A fair question. I had instigated some internal conversation about
reverting this change, so here's the explanation. (Good catch, by the
way.)
The original code was like this:
427 private static int getMask(String actions) {
...
435 // Check against use of constants (used heavily within
the JDK)
436 if (actions == SecurityConstants.FILE_READ_ACTION) {
437 return READ;
438 } else if (actions == SecurityConstants.FILE_WRITE_ACTION) {
The various SecurityConstants being used here are Strings.
Note that this is doing String comparisons using == which is usually a
bug.
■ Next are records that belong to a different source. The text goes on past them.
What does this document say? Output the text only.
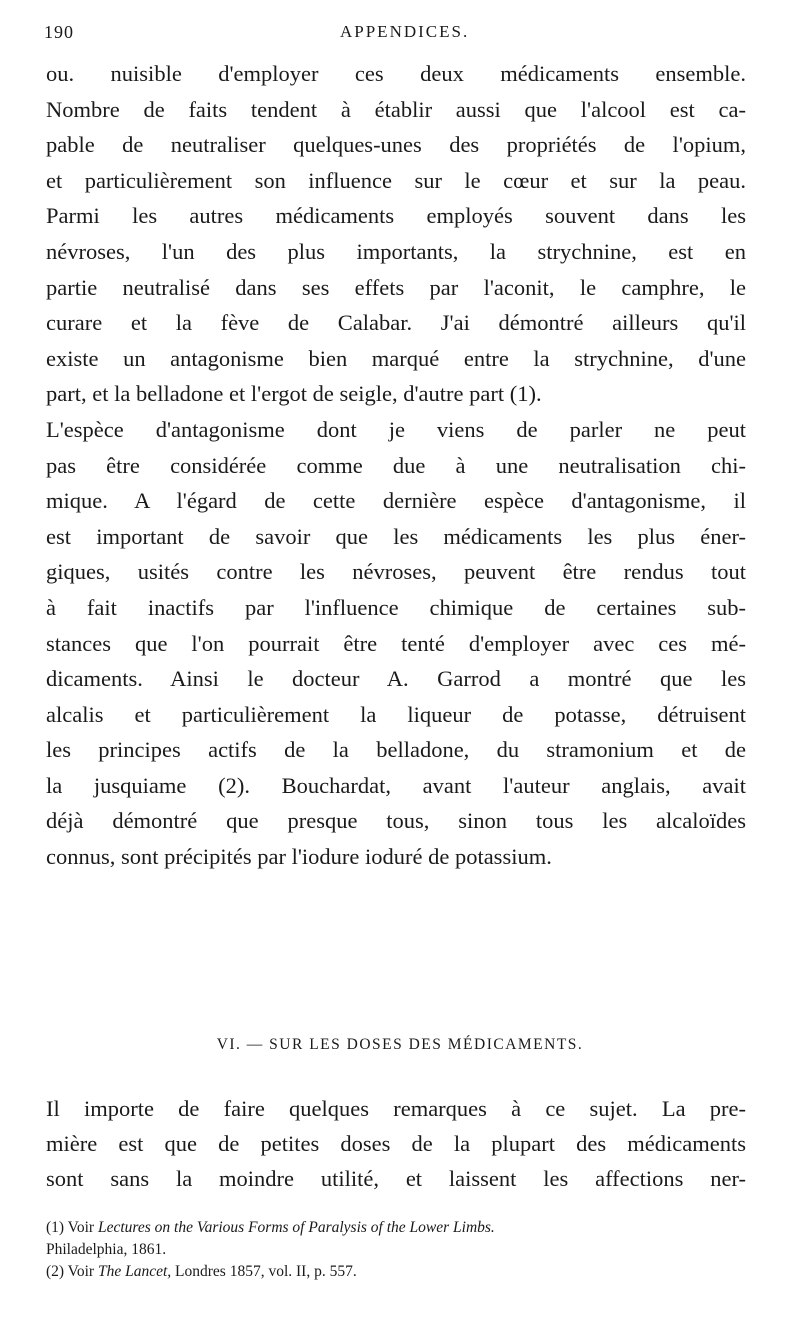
190	APPENDICES.
ou. nuisible d'employer ces deux médicaments ensemble.
Nombre de faits tendent à établir aussi que l'alcool est ca-
pable de neutraliser quelques-unes des propriétés de l'opium,
et particulièrement son influence sur le cœur et sur la peau.
Parmi les autres médicaments employés souvent dans les
névroses, l'un des plus importants, la strychnine, est en
partie neutralisé dans ses effets par l'aconit, le camphre, le
curare et la fève de Calabar. J'ai démontré ailleurs qu'il
existe un antagonisme bien marqué entre la strychnine, d'une
part, et la belladone et l'ergot de seigle, d'autre part (1).
L'espèce d'antagonisme dont je viens de parler ne peut
pas être considérée comme due à une neutralisation chi-
mique. A l'égard de cette dernière espèce d'antagonisme, il
est important de savoir que les médicaments les plus éner-
giques, usités contre les névroses, peuvent être rendus tout
à fait inactifs par l'influence chimique de certaines sub-
stances que l'on pourrait être tenté d'employer avec ces mé-
dicaments. Ainsi le docteur A. Garrod a montré que les
alcalis et particulièrement la liqueur de potasse, détruisent
les principes actifs de la belladone, du stramonium et de
la jusquiame (2). Bouchardat, avant l'auteur anglais, avait
déjà démontré que presque tous, sinon tous les alcaloïdes
connus, sont précipités par l'iodure ioduré de potassium.
VI. — SUR LES DOSES DES MÉDICAMENTS.
Il importe de faire quelques remarques à ce sujet. La pre-
mière est que de petites doses de la plupart des médicaments
sont sans la moindre utilité, et laissent les affections ner-
(1) Voir Lectures on the Various Forms of Paralysis of the Lower Limbs.
Philadelphia, 1861.
(2) Voir The Lancet, Londres 1857, vol. II, p. 557.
But this code is relying on String interning to provide object
identity for equal string literals, in order to provide a fast path
optimization for these common cases. Changing this code to use
switch-over-strings would be semantically equivalent, but it would
probably slow things down, since switch provides equals() semantics
instead of == semantics.
This would be a fine point to highlight in the comments around this check!